If you're going to be a data scientist they're there any of their works, or you could start with some of their famous works they're well well-published so

Ted Hallum: [01:30:00] awesome. So you've given us some excellent courses that we can go look into a couple of awesome authors that we can go and dive into their works.

Keith, I appreciate you so much for coming on the show. It's been awesome to hear about your previous military experience, your journey to get your PhD in data science, and then all of your career experiences as a data science consultant. For anybody that is been inspired by what Keith has told us in his story, or if it's raised additional questions that you'd like to reach out to him about, you can see his LinkedIn name is right there on the screen.

Underneath this video, I'm going to throw his email address up here as well. So you can reach out to him via email and then for anyone who is a premium subscriber to our community, you'll have access to our Slack workspace. Keith, as a guest on the show and veterans, a data science machine learning community member himself will get complimentary access to our premium slight workspace.
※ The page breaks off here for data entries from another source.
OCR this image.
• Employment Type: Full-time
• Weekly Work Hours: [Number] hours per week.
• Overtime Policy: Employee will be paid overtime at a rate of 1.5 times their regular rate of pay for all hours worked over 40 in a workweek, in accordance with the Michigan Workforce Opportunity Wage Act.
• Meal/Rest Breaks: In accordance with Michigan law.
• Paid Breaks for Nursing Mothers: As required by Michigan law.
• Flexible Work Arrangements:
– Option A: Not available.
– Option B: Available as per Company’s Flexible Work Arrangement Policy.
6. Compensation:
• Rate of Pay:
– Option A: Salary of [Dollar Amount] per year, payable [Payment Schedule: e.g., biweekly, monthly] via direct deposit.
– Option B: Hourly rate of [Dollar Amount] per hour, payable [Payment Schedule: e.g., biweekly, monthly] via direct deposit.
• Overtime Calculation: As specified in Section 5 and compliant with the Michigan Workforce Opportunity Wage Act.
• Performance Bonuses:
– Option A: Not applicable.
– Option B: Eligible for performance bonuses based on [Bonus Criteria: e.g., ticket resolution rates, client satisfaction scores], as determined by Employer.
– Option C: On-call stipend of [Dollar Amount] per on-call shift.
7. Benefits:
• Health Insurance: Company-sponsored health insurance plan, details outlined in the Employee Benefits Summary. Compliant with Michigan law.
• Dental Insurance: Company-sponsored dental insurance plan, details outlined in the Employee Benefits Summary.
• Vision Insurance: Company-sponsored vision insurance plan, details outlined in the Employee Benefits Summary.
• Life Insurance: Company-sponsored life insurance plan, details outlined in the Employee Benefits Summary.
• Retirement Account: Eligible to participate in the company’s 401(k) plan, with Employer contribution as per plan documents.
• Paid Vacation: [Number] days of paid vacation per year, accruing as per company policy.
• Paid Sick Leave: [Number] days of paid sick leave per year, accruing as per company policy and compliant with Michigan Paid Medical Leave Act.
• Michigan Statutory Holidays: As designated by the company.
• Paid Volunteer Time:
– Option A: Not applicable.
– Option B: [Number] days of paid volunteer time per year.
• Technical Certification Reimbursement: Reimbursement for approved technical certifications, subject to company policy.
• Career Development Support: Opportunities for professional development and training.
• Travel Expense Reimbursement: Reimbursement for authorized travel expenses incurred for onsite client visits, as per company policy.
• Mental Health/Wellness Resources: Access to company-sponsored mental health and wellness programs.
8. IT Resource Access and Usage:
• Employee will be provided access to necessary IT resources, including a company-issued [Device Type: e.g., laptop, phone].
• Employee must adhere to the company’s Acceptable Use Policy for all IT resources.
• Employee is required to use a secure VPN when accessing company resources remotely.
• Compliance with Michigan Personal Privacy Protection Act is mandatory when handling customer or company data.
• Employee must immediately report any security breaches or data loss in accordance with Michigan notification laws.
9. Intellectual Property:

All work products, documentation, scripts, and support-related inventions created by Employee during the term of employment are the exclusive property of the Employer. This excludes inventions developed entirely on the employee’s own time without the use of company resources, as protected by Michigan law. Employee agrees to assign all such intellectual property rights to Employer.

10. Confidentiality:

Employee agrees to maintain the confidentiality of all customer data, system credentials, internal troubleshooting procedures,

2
And there's a channel there just for you to follow up with our community members like Keith, who come on the show. So any questions or thoughts that you want to give to Keith, you can give to him there as well. Keith, thanks so much. I can't wait to have you on the show next time. Hopefully we can hear about those courses that you're developing and how they go.

Keith Allen: [01:31:16] Yeah, that'd be great. Thank you very much, Ted. I appreciate it. Thanks for the opportunity.

Ted Hallum: [01:31:21] You're welcome.

Thank you for joining me for this episode with Dr. Keith Allen, as always until the next episode I bid you clean data, low P values and Godspeed on your data journey.